Having the correct effective batch size is important for training stability. Modify `micro_batch_size` until you can fit the model and optimizer states in VRAM, and then set `gradient_accumulation_steps` to keep the effective batch size in the correct range -- 16, 32, or 64 are values shown to work well for this dataset.

### Memory/perf helpers
- `bf16: true`: bfloat16 training on modern NVIDIA GPUs (30-series/Ada or newer)
- `gradient_checkpointing: true`: re-compute gradient activations during backward pass instead of storing in VRAM (lower VRAM, more compute.)
- `flash_attention: true`: faster attention when supported (almost always).
- `optimizer: adamw_bnb_8bit`: 8-bit optimizer states to save VRAM

### Outputs
- `output_dir: /workspace/data/training-runs/<run-name>` stores checkpoints and TensorBoard logs.

## Running training with Docker (local machine)
These commands assume:
- You are running on Linux with an NVIDIA GPU (or WSL2)
- You have Docker installed
- You have the NVIDIA Driver and the NVIDIA Container Toolkit set up and installed

### 1) Create host folders to mount

```bash
mkdir -p ./train-local/datasets
mkdir -p ./train-local/training-runs
mkdir -p ./train-local/huggingface-cache
```

### 2) Generate a dataset JSONL

```bash
python3 data/generate_data.py --sample --language english
cp data/output/sample.jsonl ./train-local/datasets/sample.jsonl
```

### 3) Run preprocess + train

```bash
docker pull axolotlai/axolotl-cloud:main-py3.11-cu128-2.8.0
```

```bash
docker run --rm -it \
  --gpus all \
  -e AXOLOTL_DO_NOT_TRACK=1 \
  -e HF_HOME=/workspace/data/huggingface-cache \
  -e HF_TOKEN="$HF_TOKEN" \
  -v "$PWD/train-local/datasets:/workspace/data/datasets" \
  -v "$PWD/train-local/training-runs:/workspace/data/training-runs" \
  -v "$PWD/train-local/huggingface-cache:/workspace/data/huggingface-cache" \
  -v "$PWD/train/configs:/workspace/configs" \
  axolotlai/axolotl-cloud:main-py3.11-cu128-2.8.0 \
  axolotl preprocess /workspace/configs/gemma3-270m.yml --debug
```

```bash
docker run --rm -it \
  --gpus all \
  -e AXOLOTL_DO_NOT_TRACK=1 \
  -e HF_HOME=/workspace/data/huggingface-cache \
  -e HF_TOKEN="$HF_TOKEN" \
  -v "$PWD/train-local/datasets:/workspace/data/datasets" \
  -v "$PWD/train-local/training-runs:/workspace/data/training-runs" \
  -v "$PWD/train-local/huggingface-cache:/workspace/data/huggingface-cache" \
  -v "$PWD/train/configs:/workspace/configs" \
  axolotlai/axolotl-cloud:main-py3.11-cu128-2.8.0 \
  axolotl train /workspace/configs/gemma3-270m.yml
```

Artifacts will appear under `./train-local/training-runs/`.

## Running on Kubernetes (e.g. cloud GPU host)

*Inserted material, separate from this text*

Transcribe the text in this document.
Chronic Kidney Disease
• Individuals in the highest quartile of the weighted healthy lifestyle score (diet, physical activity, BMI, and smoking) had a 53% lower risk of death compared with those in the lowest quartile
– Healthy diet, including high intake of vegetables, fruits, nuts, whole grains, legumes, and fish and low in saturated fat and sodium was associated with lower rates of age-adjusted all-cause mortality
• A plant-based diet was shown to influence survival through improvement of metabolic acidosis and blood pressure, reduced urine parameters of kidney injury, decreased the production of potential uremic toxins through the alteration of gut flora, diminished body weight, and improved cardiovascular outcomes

`train/training-job.yml` mounts:

- `/workspace/data/datasets` (dataset JSONL)
- `/workspace/data/training-runs` (outputs)
- `/workspace/configs` (Axolotl YAML)
- `/workspace/data/huggingface-cache` (HF cache)

It runs `axolotl preprocess ...` as an init container, then `axolotl train ...`.

The helper script `train/train.sh` copies `train/configs/<MODEL_NAME>.yml` to a remote server and starts the Kubernetes Job.